I still believe it's the right thing to do. Humans suck at being objective. The moment we find a "flaw" in the architecture it becomes the most important thing in the world to fix it. Even if the "flaw" was there for 5 years and never caused an issue.
Sticking to objective signals (outages, quitting, bugs, etc) is the only way to stay grounded in reality. But you have to let those signals to happen first. More than that: they need to happen often enough to start forming a pattern. It's just the cost you have to accept, because the alternative is much worse.

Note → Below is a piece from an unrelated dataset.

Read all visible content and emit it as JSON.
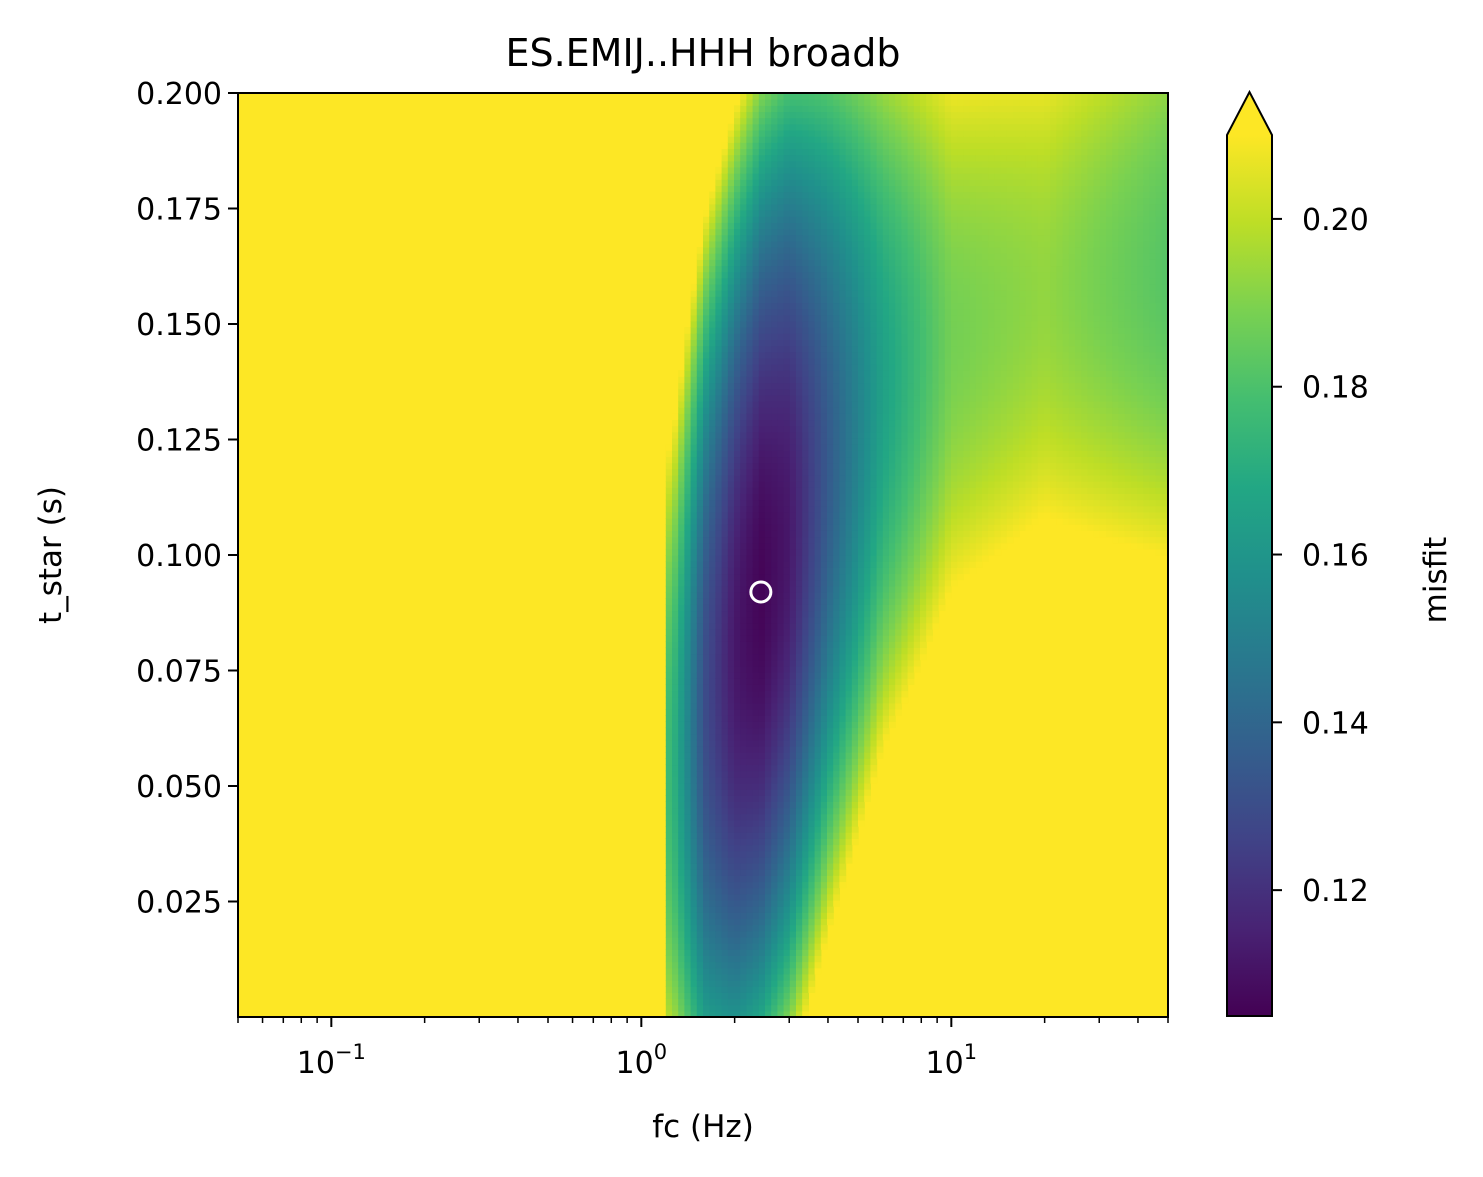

E.g. it is impossible to invest in reliability, refactoring, bugfixing right on time. You can either be too late, or too early. Counterintuitively, being too late is almost always the best option. Reason being, there's virtually unlimited number of improvements you can do too early.
That said, none of the engineering teams I worked with could accept that. I know I couldn't.
Yes! And if they don't care about velocity and reliability, don't tell them that. If they've been going on about hiring and employee retention, tell them how this tech debt thing is going to have such a huge change that you can turn it into a kickass conference talk and hire more 10x programmers, which is a bigger value to them than "I made the app more maintainable". They don't care much what your team does; just give them something they want to buy.
I had to laugh. You're (correctly) saying: "Describe it all as a positive additional software feature you're about to introduce." Quite right. Sell the sizzle, don't use the word "vegetable" when telling children what's for dinner. "Internal features" not "tech debt."
A software company is a software company, not a technical company.
So, in terms of Risk and Responsibility, discussions of Technical Debt don't sufficiently examine the nature of Risk (across-org complexity sources, wetware, workflows, market feedback cycles etc.). The concept also skews and pigeonholes the Responsibility of dealing with it to a small subset of people.
I had to laugh. You're (correctly) saying: "Describe it all as a positive additional software feature you're about to introduce." Quite right. Sell the sizzle, and never use the word "vegetable" when telling children what's for dinner.
Not writing for your audience is a losing game. They may have been fantastic developers, but the siren call of upper management may be what they think and speak now.
Teams saying “tech debt” are perpetually under funded and under appreciated.
Instead, speak a language your management chain understands.
* These specific services have outgrown their architecture and back pressure keeps outgrowing their current scale, we need to invest in a more reactive architecture. It’s going to cost 3 teams 1Q and we will prevent N outages based on historical data.
* In 2023, engineers far fingered the deployment of these services N times causing various levels of service outages, one made the news, we need to invest in guardrails in our CI/CD to prevent that. It’ll cost one team 2Q and we will prevent N outages.
* We had 4 employees across our engineering org quit last quarter because holding the pager burned them out, we need to stand up a tiger team that can help kick our metrics into shape.
Speak a language your management understands. Speak in terms of delivering features (feature velocity), reliability (outages), employee retention, hiring through resume driven development, etc.
You’ll find you’re negotiating in a positive sum game if you do this. You give me 1 unit of investment for this problem this quarter and I’ll give you 1.3 units of return next quarter. And maybe there are greater returns elsewhere so you aren’t making a competitive bid and that is okay, or maybe your management will invest in you and you just signed yourself up to deliver 1.3 units. But don’t handwave and ask for budget.